00:05Alors d'abord, je voudrais bien clarifier les choses parce qu'on utilise très souvent indépendamment ou indifféremment, plus exactement, les mots Alliance Atlantique, OTAN, Etats-Unis.
00:15L'Alliance Atlantique a été créée en vertu d'un traité en 1949 pour rassembler 12 pays au départ, 32 aujourd'hui,
00:22qui considèrent que si l'un d'entre eux est attaqué, tous sont attaqués et donc ils se doivent mutuer l'assistance.
00:27L'OTAN est une organisation qui a été créée au moment de la guerre de Corée, lorsque les pays se sont rendus compte que pour des opérations militaires multinationales,
00:35il était très difficile de construire un commandement quand la guerre avait déjà commencé. Donc les Alliés ont décidé de créer ce commandement dès le temps de paix.
00:43Et cette organisation du traité de l'Atlantique, ce sont des bâtiments, du personnel, des infrastructures, des systèmes de communication et des processus qui sont déjà en place.
00:53Mais les armées, en fait, appartiennent à chacun des Etats.
00:55L'OTAN n'a pas de forces militaires. Les forces militaires sont fournies par les Etats. Et très souvent, on considère que l'OTAN, ce sont les Etats-Unis.

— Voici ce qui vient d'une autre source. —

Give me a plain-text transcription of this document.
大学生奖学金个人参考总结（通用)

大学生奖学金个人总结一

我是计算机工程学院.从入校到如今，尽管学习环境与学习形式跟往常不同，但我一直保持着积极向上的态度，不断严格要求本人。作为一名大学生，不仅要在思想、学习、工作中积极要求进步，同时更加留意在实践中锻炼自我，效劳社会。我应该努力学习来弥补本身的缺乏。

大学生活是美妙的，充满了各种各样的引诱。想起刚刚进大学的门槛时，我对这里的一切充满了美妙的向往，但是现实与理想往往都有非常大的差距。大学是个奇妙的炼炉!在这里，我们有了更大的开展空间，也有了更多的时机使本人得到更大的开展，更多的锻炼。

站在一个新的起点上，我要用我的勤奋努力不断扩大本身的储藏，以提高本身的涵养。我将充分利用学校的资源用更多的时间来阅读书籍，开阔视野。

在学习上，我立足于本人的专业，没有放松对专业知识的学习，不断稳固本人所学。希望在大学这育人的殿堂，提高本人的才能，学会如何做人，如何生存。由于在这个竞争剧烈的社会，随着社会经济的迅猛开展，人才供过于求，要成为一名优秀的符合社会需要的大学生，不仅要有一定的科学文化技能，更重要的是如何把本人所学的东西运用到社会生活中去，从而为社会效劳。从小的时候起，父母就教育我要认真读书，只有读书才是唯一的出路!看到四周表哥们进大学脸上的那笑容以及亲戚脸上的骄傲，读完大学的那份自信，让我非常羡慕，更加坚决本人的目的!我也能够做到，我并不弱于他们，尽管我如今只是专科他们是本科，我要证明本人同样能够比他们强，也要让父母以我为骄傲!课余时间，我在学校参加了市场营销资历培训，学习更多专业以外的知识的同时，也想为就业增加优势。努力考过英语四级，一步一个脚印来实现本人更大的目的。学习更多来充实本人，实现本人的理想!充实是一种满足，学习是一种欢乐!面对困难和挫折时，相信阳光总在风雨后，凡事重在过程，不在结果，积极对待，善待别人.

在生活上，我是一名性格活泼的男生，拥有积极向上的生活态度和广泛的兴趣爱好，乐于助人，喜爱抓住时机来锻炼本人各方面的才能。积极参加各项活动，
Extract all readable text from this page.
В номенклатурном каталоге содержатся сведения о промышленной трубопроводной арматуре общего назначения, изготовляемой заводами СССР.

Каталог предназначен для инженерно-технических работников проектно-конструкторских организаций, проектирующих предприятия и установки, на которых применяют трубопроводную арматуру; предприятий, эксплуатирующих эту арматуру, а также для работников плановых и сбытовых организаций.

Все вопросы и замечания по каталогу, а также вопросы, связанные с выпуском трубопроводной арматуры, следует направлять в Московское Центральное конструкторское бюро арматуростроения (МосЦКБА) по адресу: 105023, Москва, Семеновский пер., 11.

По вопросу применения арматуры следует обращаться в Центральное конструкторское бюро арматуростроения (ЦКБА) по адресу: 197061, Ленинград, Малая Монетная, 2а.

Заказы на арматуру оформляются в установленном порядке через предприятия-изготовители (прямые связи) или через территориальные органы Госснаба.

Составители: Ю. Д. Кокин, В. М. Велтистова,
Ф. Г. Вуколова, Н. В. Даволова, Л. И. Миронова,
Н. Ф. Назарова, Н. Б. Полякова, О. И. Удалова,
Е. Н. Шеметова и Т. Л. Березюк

01:03Et je peux vous dire, les Etats-Unis ne connaissent pas l'OTAN, pas les spécialistes, mais la population américaine et n'en ont pas besoin parce que l'organisation de défense des Etats-Unis est bien plus grande que l'OTAN.
01:15Mais l'OTAN, l'organisation que vous nous décrivez, elle peut fonctionner sans l'armée américaine ?
01:21Eh bien, l'Alliant, alors, si on doit faire une guerre majeure, c'est vrai que l'allié américain a un poids essentiel parce qu'il a des forces militaires en grand nombre.
01:29Maintenant, la plus-value de cette organisation permanente, c'est de donner, c'est de fournir ce qu'on appelle l'interopérabilité.
01:35Donc des standards, des processus qui font que les forces militaires des différents pays peuvent travailler ensemble.
01:41Les équipements fonctionnent ensemble. Les hommes et les femmes se connaissent, savent comment opérer ensemble.
01:45Et en fait, cet OTAN rassemble, certes des Américains, mais surtout une trentaine d'alliés européens, plus les Turcs et les Canadiens.
01:54Donc, en fait, est-ce qu'on peut s'en sortir seul ? C'est la question, parce qu'on voit bien, effectivement, c'est ce que disait Sylvain Kahn.
01:59Les Etats-Unis sont en train de s'éloigner. Donc, est-ce qu'on peut s'en sortir seul ?
02:03Moi, je pense que oui. C'est-à-dire qu'instantanément, on ne sera peut-être pas capable de gagner une guerre mondiale tout seul.
02:08Mais en tout cas, cette organisation doit être le fondement de la construction de systèmes de commandement européens beaucoup plus autonomes.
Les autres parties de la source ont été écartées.